Winifred caught a glimpse of Frank’s handwriting. Her face grew scarlet. For one delightful instant she forgot the harsh thoughts she had harbored against him. Then the scourge of memory tortured her. Fulton’s kindly assumption that Malcolm was her fiancé must be dispelled and she bit her lower lip in vexation at the tell-tale rush of color that had mantled her cheeks when Ungud discharged his trust and gave her the letter.
“It is from Captain Malcolm,” she said coldly. “I suppose he wishes his personal belongings to be safeguarded. I am surprised he did not write to my uncle rather than to me.”
Fulton was surprised, but he laughed lightly.
“Every one to his taste,” he said; “but from what little I have seen of Malcolm I should wager that nine out of ten letters addressed to the Mayne family would be intended for you, Miss Winifred. By the way, a word in your ear. General Inglis hopes to persuade our friend here to try his luck on a return journey to-night. Perhaps you may have a note to send on your own account. No one else must know. This is a special favor, conferred because Malcolm himself procured Ungud’s services, but we cannot ask the man to act as general postman. Good-by.”

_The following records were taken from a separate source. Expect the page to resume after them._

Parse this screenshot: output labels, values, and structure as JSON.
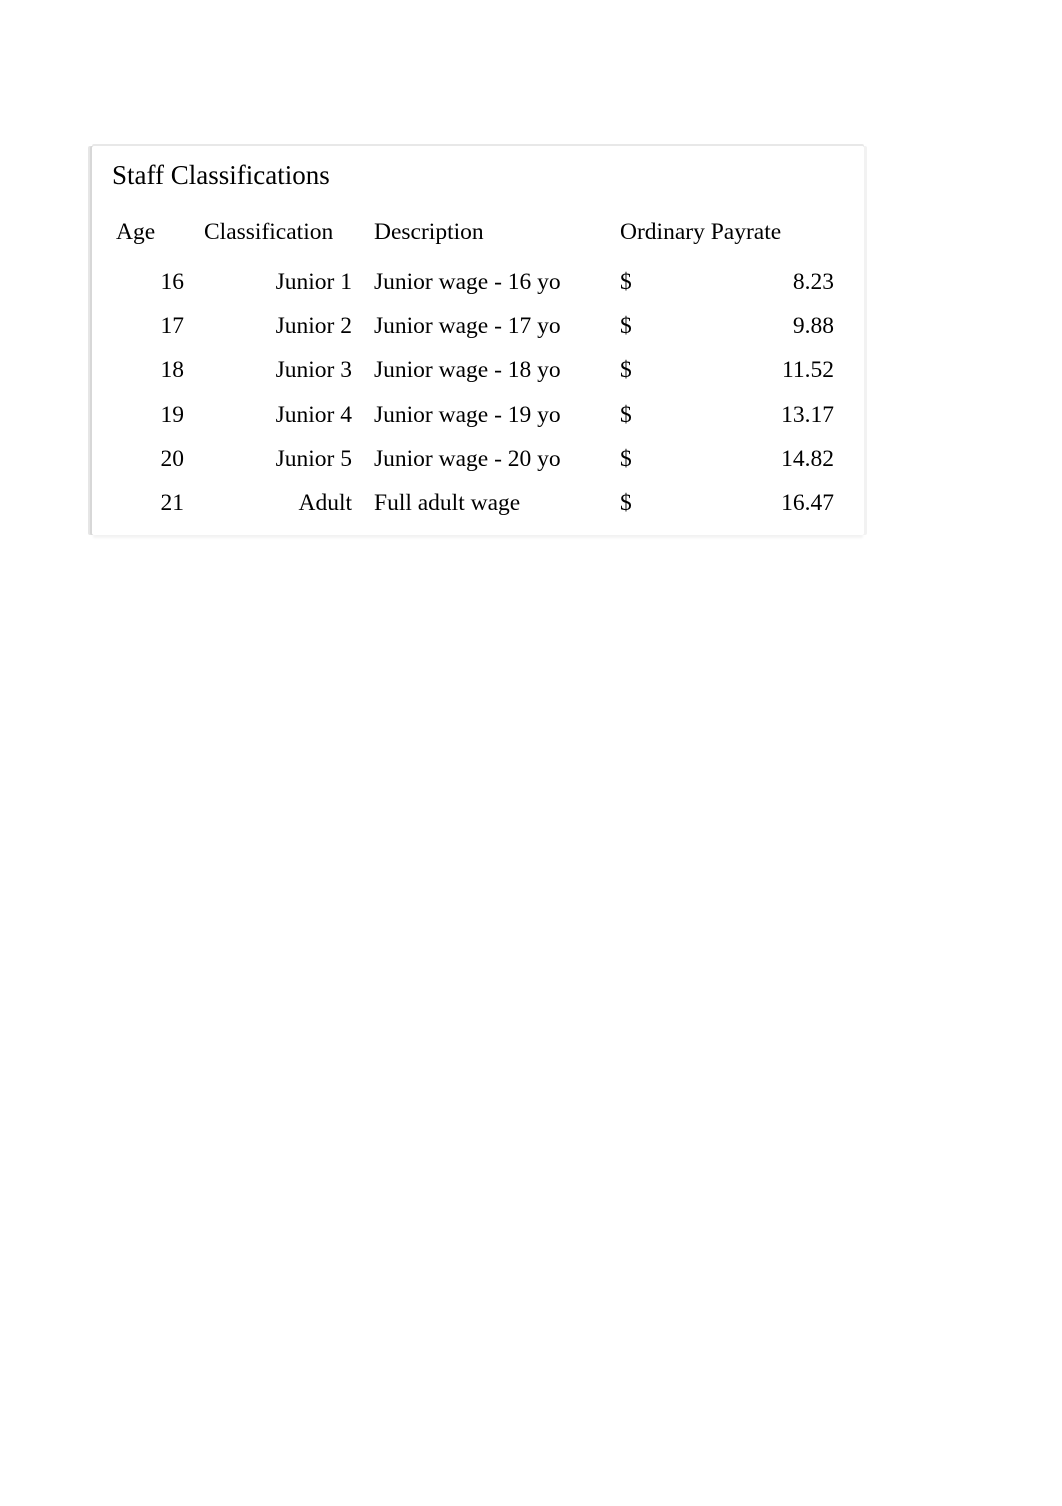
{
  "title": "Staff Classifications",
  "columns": {
    "age": "Age",
    "classification": "Classification",
    "description": "Description",
    "payrate": "Ordinary Payrate"
  },
  "currency_symbol": "$",
  "rows": [
    {
      "age": "16",
      "classification": "Junior 1",
      "description": "Junior wage - 16 yo",
      "rate": "8.23"
    },
    {
      "age": "17",
      "classification": "Junior 2",
      "description": "Junior wage - 17 yo",
      "rate": "9.88"
    },
    {
      "age": "18",
      "classification": "Junior 3",
      "description": "Junior wage - 18 yo",
      "rate": "11.52"
    },
    {
      "age": "19",
      "classification": "Junior 4",
      "description": "Junior wage - 19 yo",
      "rate": "13.17"
    },
    {
      "age": "20",
      "classification": "Junior 5",
      "description": "Junior wage - 20 yo",
      "rate": "14.82"
    },
    {
      "age": "21",
      "classification": "Adult",
      "description": "Full adult wage",
      "rate": "16.47"
    }
  ]
}
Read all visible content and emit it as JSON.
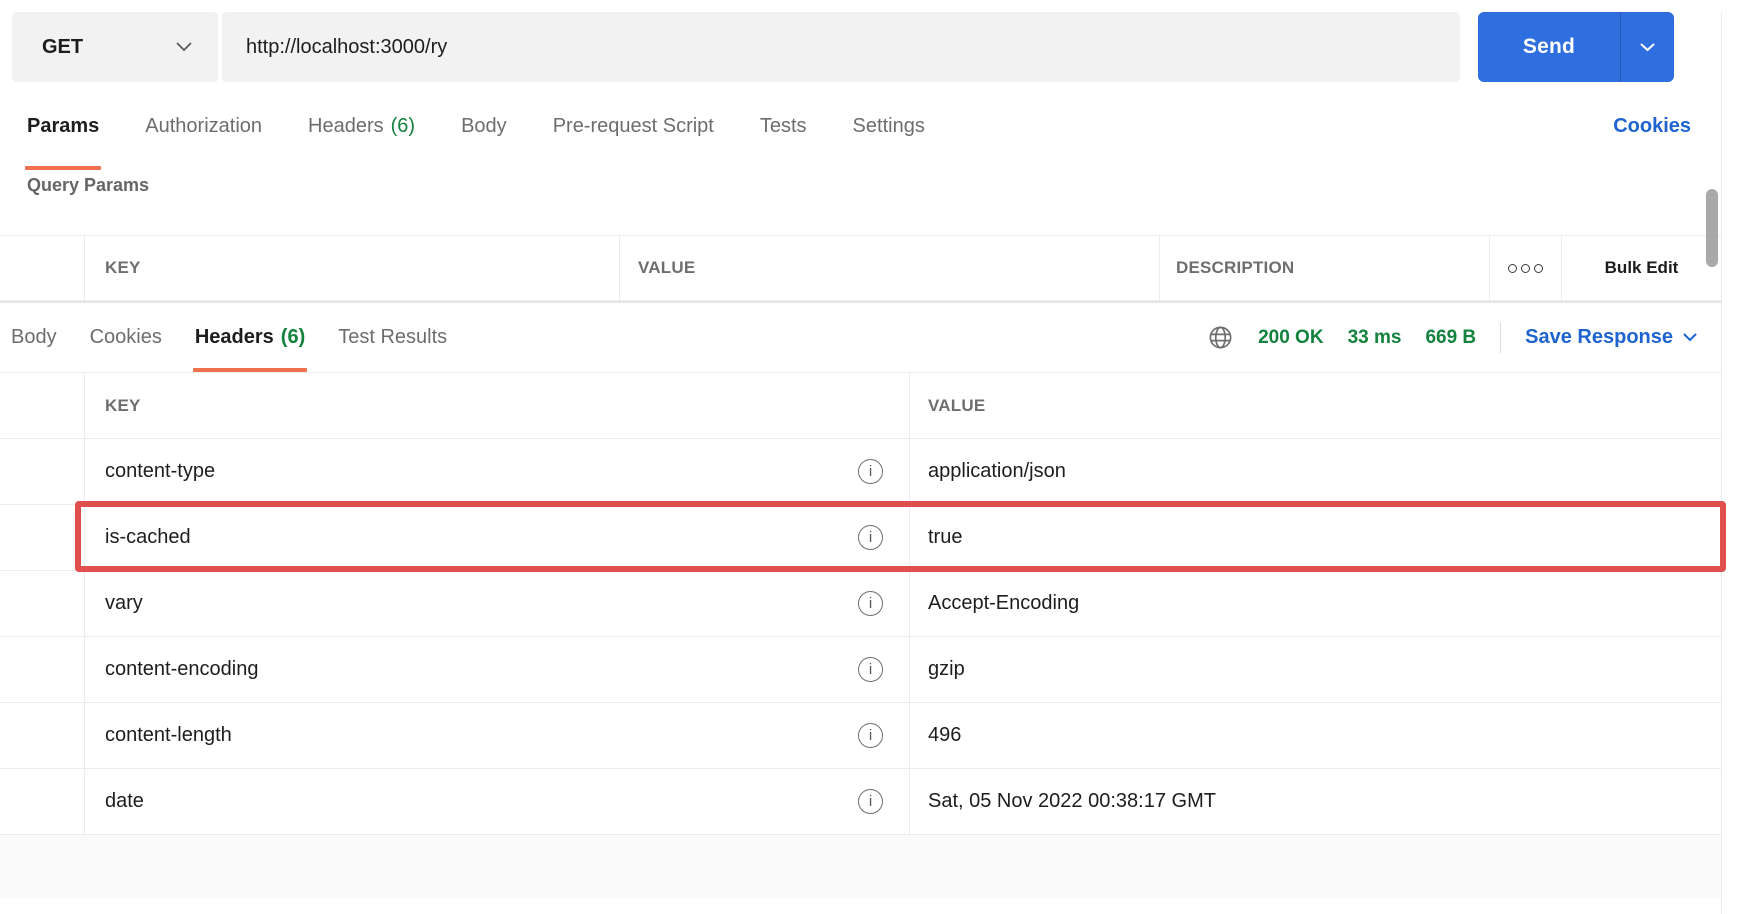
{
  "request_bar": {
    "method": "GET",
    "url": "http://localhost:3000/ry",
    "send_label": "Send"
  },
  "request_tabs": {
    "items": [
      {
        "label": "Params",
        "active": true
      },
      {
        "label": "Authorization"
      },
      {
        "label": "Headers",
        "count": "(6)"
      },
      {
        "label": "Body"
      },
      {
        "label": "Pre-request Script"
      },
      {
        "label": "Tests"
      },
      {
        "label": "Settings"
      }
    ],
    "cookies_link": "Cookies"
  },
  "query_params": {
    "title": "Query Params",
    "columns": {
      "key": "KEY",
      "value": "VALUE",
      "description": "DESCRIPTION"
    },
    "bulk_edit_label": "Bulk Edit"
  },
  "response_section": {
    "tabs": [
      {
        "label": "Body"
      },
      {
        "label": "Cookies"
      },
      {
        "label": "Headers",
        "count": "(6)",
        "active": true
      },
      {
        "label": "Test Results"
      }
    ],
    "status": {
      "code": "200 OK",
      "time": "33 ms",
      "size": "669 B"
    },
    "save_response_label": "Save Response",
    "headers_table": {
      "columns": {
        "key": "KEY",
        "value": "VALUE"
      },
      "rows": [
        {
          "key": "content-type",
          "value": "application/json",
          "highlighted": false
        },
        {
          "key": "is-cached",
          "value": "true",
          "highlighted": true
        },
        {
          "key": "vary",
          "value": "Accept-Encoding",
          "highlighted": false
        },
        {
          "key": "content-encoding",
          "value": "gzip",
          "highlighted": false
        },
        {
          "key": "content-length",
          "value": "496",
          "highlighted": false
        },
        {
          "key": "date",
          "value": "Sat, 05 Nov 2022 00:38:17 GMT",
          "highlighted": false
        }
      ]
    }
  },
  "icons": {
    "method_dropdown": "chevron-down",
    "send_dropdown": "chevron-down",
    "params_more": "more-options-dots",
    "response_network": "globe",
    "row_info": "info-circle",
    "save_dropdown": "chevron-down"
  },
  "colors": {
    "accent_orange": "#f0714b",
    "send_blue": "#2e6edf",
    "link_blue": "#1e63d0",
    "success_green": "#12823d",
    "highlight_red": "#e04e4e",
    "field_gray": "#f2f2f2",
    "text_dark": "#212121",
    "text_gray": "#6d6d6d"
  }
}
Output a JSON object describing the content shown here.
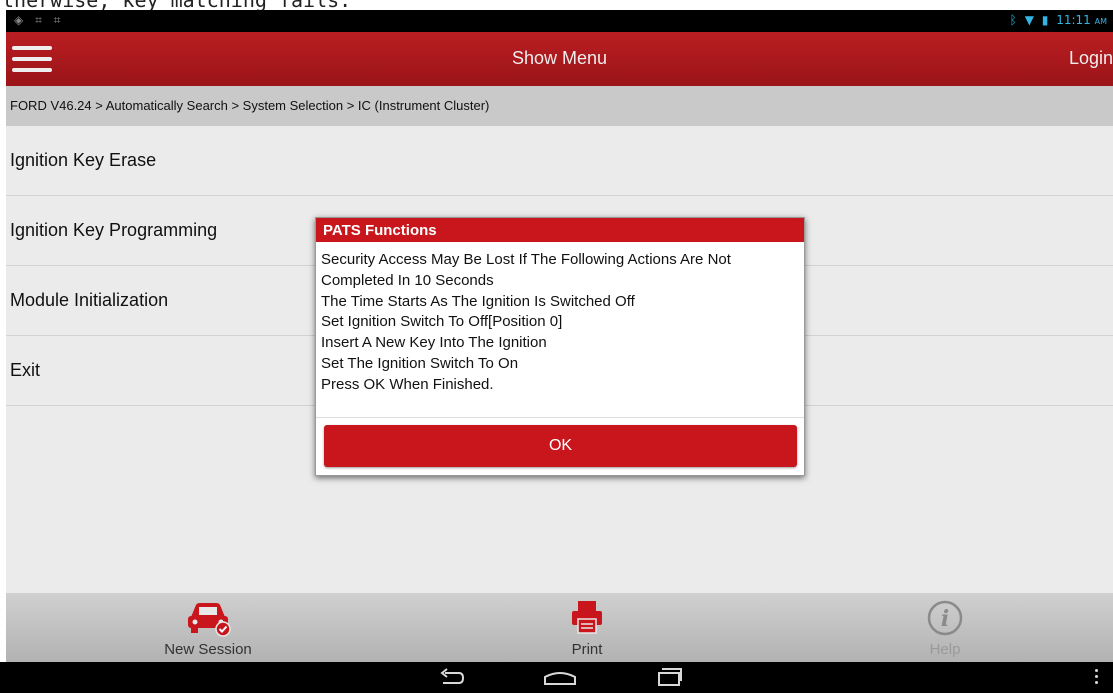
{
  "top_strip_text": "therwise, key matching fails.",
  "status_bar": {
    "notification_icons": [
      "location-icon",
      "screenshot-icon",
      "screenshot-icon"
    ],
    "system_icons": [
      "bluetooth-icon",
      "wifi-icon",
      "battery-icon"
    ],
    "time": "11:11",
    "ampm": "AM"
  },
  "header": {
    "title": "Show Menu",
    "login_label": "Login",
    "accent_color": "#b01b1f"
  },
  "breadcrumb": "FORD V46.24 > Automatically Search > System Selection > IC (Instrument Cluster)",
  "menu_items": [
    "Ignition Key Erase",
    "Ignition Key Programming",
    "Module Initialization",
    "Exit"
  ],
  "dialog": {
    "title": "PATS Functions",
    "lines": [
      "Security Access May Be Lost If The Following Actions Are Not",
      "Completed In 10 Seconds",
      "The Time Starts As The Ignition Is Switched Off",
      "Set Ignition Switch To Off[Position 0]",
      "Insert A New Key Into The Ignition",
      "Set The Ignition Switch To On",
      "Press OK When Finished."
    ],
    "ok_label": "OK",
    "button_color": "#c8161c"
  },
  "bottom_bar": {
    "new_session": {
      "label": "New Session",
      "icon": "car-check-icon"
    },
    "print": {
      "label": "Print",
      "icon": "printer-icon"
    },
    "help": {
      "label": "Help",
      "icon": "info-icon",
      "disabled": true
    }
  },
  "nav_bar": {
    "icons": [
      "back-icon",
      "home-icon",
      "recent-apps-icon",
      "overflow-menu-icon"
    ]
  }
}
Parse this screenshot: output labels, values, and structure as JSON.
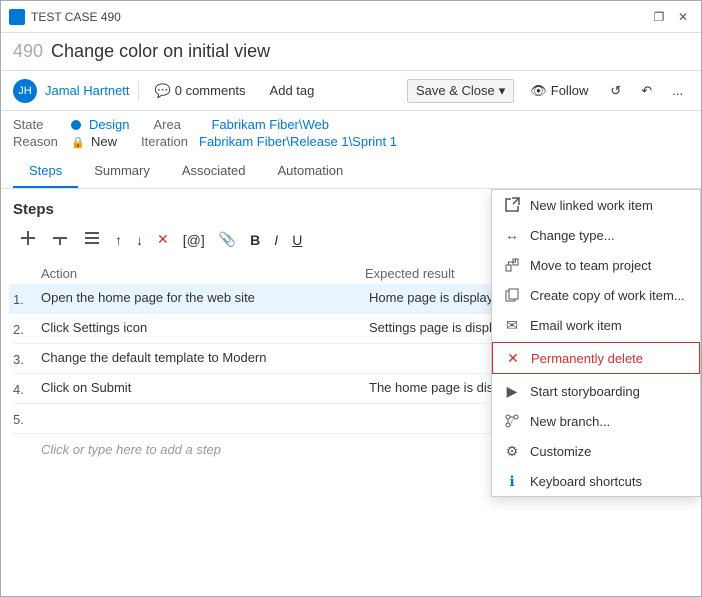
{
  "window": {
    "title": "TEST CASE 490",
    "close_label": "✕",
    "restore_label": "❐"
  },
  "work_item": {
    "id": "490",
    "name": "Change color on initial view"
  },
  "toolbar": {
    "user": "Jamal Hartnett",
    "comments_label": "0 comments",
    "add_tag_label": "Add tag",
    "save_label": "Save & Close",
    "follow_label": "Follow",
    "more_label": "..."
  },
  "fields": {
    "state_label": "State",
    "state_value": "Design",
    "area_label": "Area",
    "area_value": "Fabrikam Fiber\\Web",
    "reason_label": "Reason",
    "reason_value": "New",
    "iteration_label": "Iteration",
    "iteration_value": "Fabrikam Fiber\\Release 1\\Sprint 1"
  },
  "tabs": [
    {
      "id": "steps",
      "label": "Steps",
      "active": true
    },
    {
      "id": "summary",
      "label": "Summary",
      "active": false
    },
    {
      "id": "associated",
      "label": "Associated",
      "active": false
    },
    {
      "id": "automation",
      "label": "Automation",
      "active": false
    }
  ],
  "steps_section": {
    "heading": "Steps",
    "col_action": "Action",
    "col_result": "Expected result",
    "steps": [
      {
        "num": "1.",
        "action": "Open the home page for the web site",
        "result": "Home page is displayed",
        "highlight": true
      },
      {
        "num": "2.",
        "action": "Click Settings icon",
        "result": "Settings page is displayed",
        "highlight": false
      },
      {
        "num": "3.",
        "action": "Change the default template to Modern",
        "result": "",
        "highlight": false
      },
      {
        "num": "4.",
        "action": "Click on Submit",
        "result": "The home page is displayed with the Modern look",
        "highlight": false
      },
      {
        "num": "5.",
        "action": "",
        "result": "",
        "highlight": false
      }
    ],
    "add_hint": "Click or type here to add a step"
  },
  "dropdown_menu": {
    "items": [
      {
        "id": "new-linked",
        "icon": "🔗",
        "label": "New linked work item",
        "danger": false
      },
      {
        "id": "change-type",
        "icon": "↔",
        "label": "Change type...",
        "danger": false
      },
      {
        "id": "move-team",
        "icon": "⬆",
        "label": "Move to team project",
        "danger": false
      },
      {
        "id": "create-copy",
        "icon": "📋",
        "label": "Create copy of work item...",
        "danger": false
      },
      {
        "id": "email",
        "icon": "✉",
        "label": "Email work item",
        "danger": false
      },
      {
        "id": "perm-delete",
        "icon": "✕",
        "label": "Permanently delete",
        "danger": true
      },
      {
        "id": "storyboard",
        "icon": "▶",
        "label": "Start storyboarding",
        "danger": false
      },
      {
        "id": "new-branch",
        "icon": "⎇",
        "label": "New branch...",
        "danger": false
      },
      {
        "id": "customize",
        "icon": "⚙",
        "label": "Customize",
        "danger": false
      },
      {
        "id": "keyboard",
        "icon": "ℹ",
        "label": "Keyboard shortcuts",
        "danger": false
      }
    ]
  }
}
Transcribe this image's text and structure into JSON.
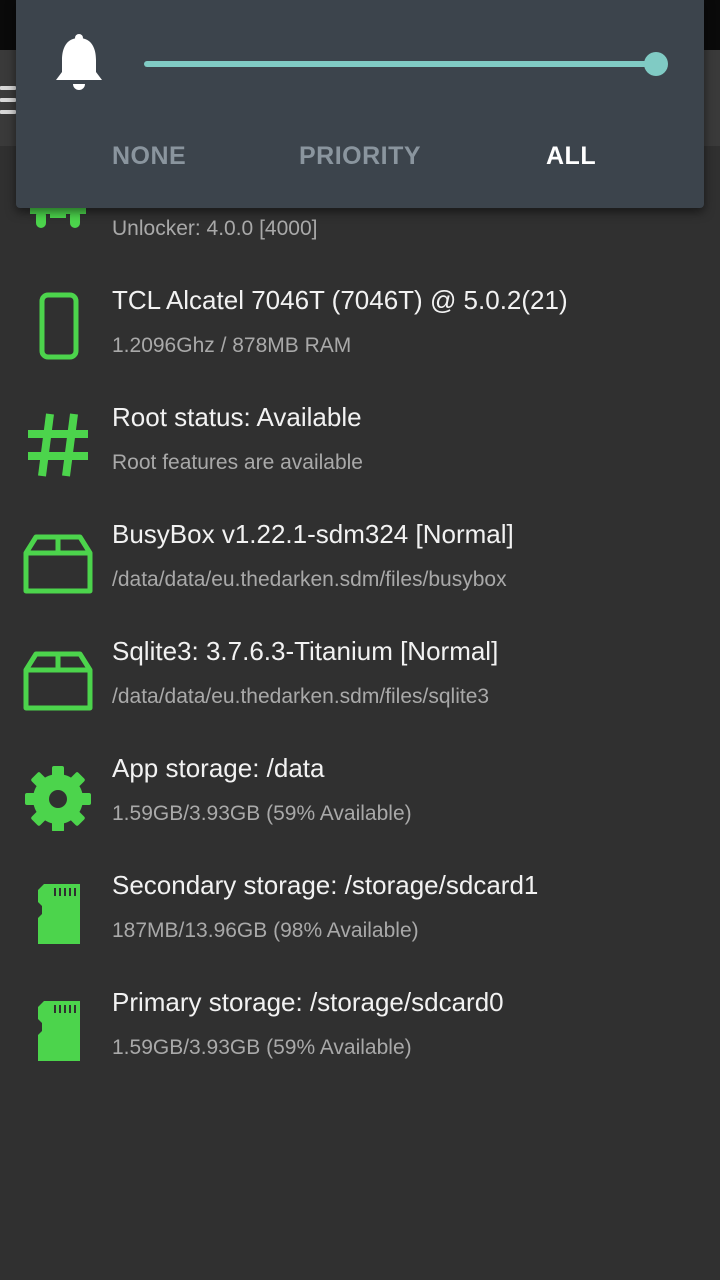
{
  "volume_panel": {
    "bell_icon": "bell-icon",
    "slider_percent": 100,
    "modes": [
      {
        "label": "NONE",
        "active": false
      },
      {
        "label": "PRIORITY",
        "active": false
      },
      {
        "label": "ALL",
        "active": true
      }
    ]
  },
  "items": [
    {
      "icon": "android-icon",
      "title": "",
      "subtitle": "Unlocker: 4.0.0 [4000]"
    },
    {
      "icon": "phone-icon",
      "title": "TCL Alcatel 7046T (7046T) @ 5.0.2(21)",
      "subtitle": "1.2096Ghz / 878MB RAM"
    },
    {
      "icon": "hash-icon",
      "title": "Root status: Available",
      "subtitle": "Root features are available"
    },
    {
      "icon": "box-icon",
      "title": "BusyBox v1.22.1-sdm324 [Normal]",
      "subtitle": "/data/data/eu.thedarken.sdm/files/busybox"
    },
    {
      "icon": "box-icon",
      "title": "Sqlite3: 3.7.6.3-Titanium [Normal]",
      "subtitle": "/data/data/eu.thedarken.sdm/files/sqlite3"
    },
    {
      "icon": "gear-icon",
      "title": "App storage: /data",
      "subtitle": "1.59GB/3.93GB (59% Available)"
    },
    {
      "icon": "sdcard-icon",
      "title": "Secondary storage: /storage/sdcard1",
      "subtitle": "187MB/13.96GB (98% Available)"
    },
    {
      "icon": "sdcard-icon",
      "title": "Primary storage: /storage/sdcard0",
      "subtitle": "1.59GB/3.93GB (59% Available)"
    }
  ],
  "colors": {
    "accent": "#4cd44c",
    "slider": "#80cbc4",
    "background": "#303030",
    "panel": "#3c444c"
  }
}
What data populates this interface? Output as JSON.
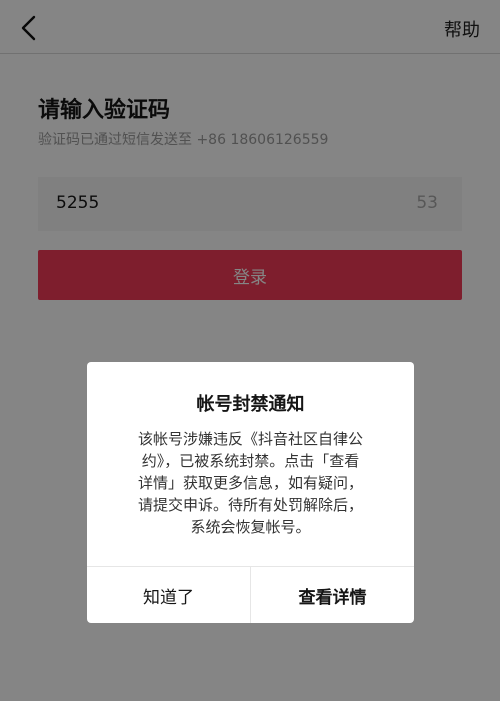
{
  "nav": {
    "back_icon": "chevron-left-icon",
    "help_label": "帮助"
  },
  "login": {
    "title": "请输入验证码",
    "sms_hint": "验证码已通过短信发送至 +86 18606126559",
    "code_value": "5255",
    "countdown": "53",
    "login_label": "登录"
  },
  "dialog": {
    "title": "帐号封禁通知",
    "body_lines": [
      "该帐号涉嫌违反《抖音社区自律公",
      "约》，已被系统封禁。点击「查看",
      "详情」获取更多信息，如有疑问，",
      "请提交申诉。待所有处罚解除后，",
      "系统会恢复帐号。"
    ],
    "cancel_label": "知道了",
    "details_label": "查看详情"
  },
  "colors": {
    "accent": "#f23a56",
    "overlay": "rgba(0,0,0,0.48)"
  }
}
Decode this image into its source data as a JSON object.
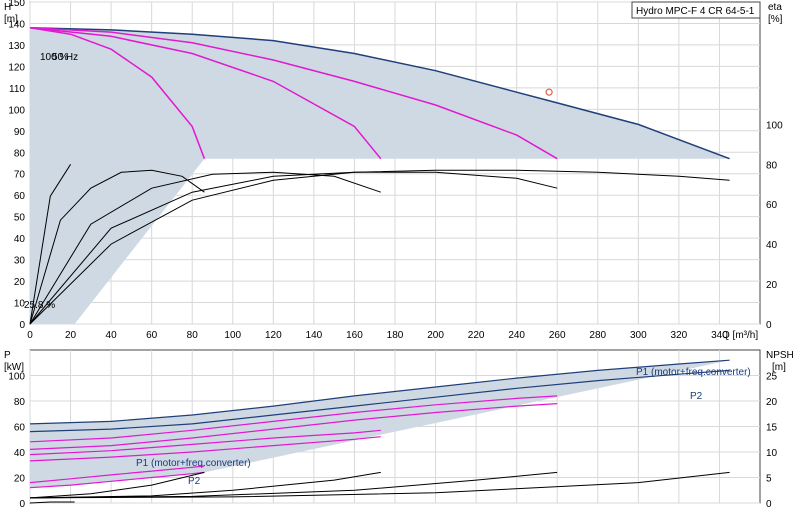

He hurried away. Winifred, after the manner of woman, fingered the unopened letter.
“Kuch joab hai, miss-sahib?” asked Ungud.
“There is no answer—yet. I will give you one later.”
The girl’s Hindustani went far enough to enable her to frame the reply intelligibly. Ungud salaamed and left her, probably contrasting in his own mind the lady’s frigidity with the fervid instructions given him by the officer-sahib.
Then Winifred went to her own room and opened her letter, and her woman’s heart gleaned the truth from its candor. Of course she cried. What girl wouldn’t? But she smiled through her tears and read the nice bits over and over again. Not for twenty necklaces and a whole file of hieroglyphic passes would she doubt Frank any more.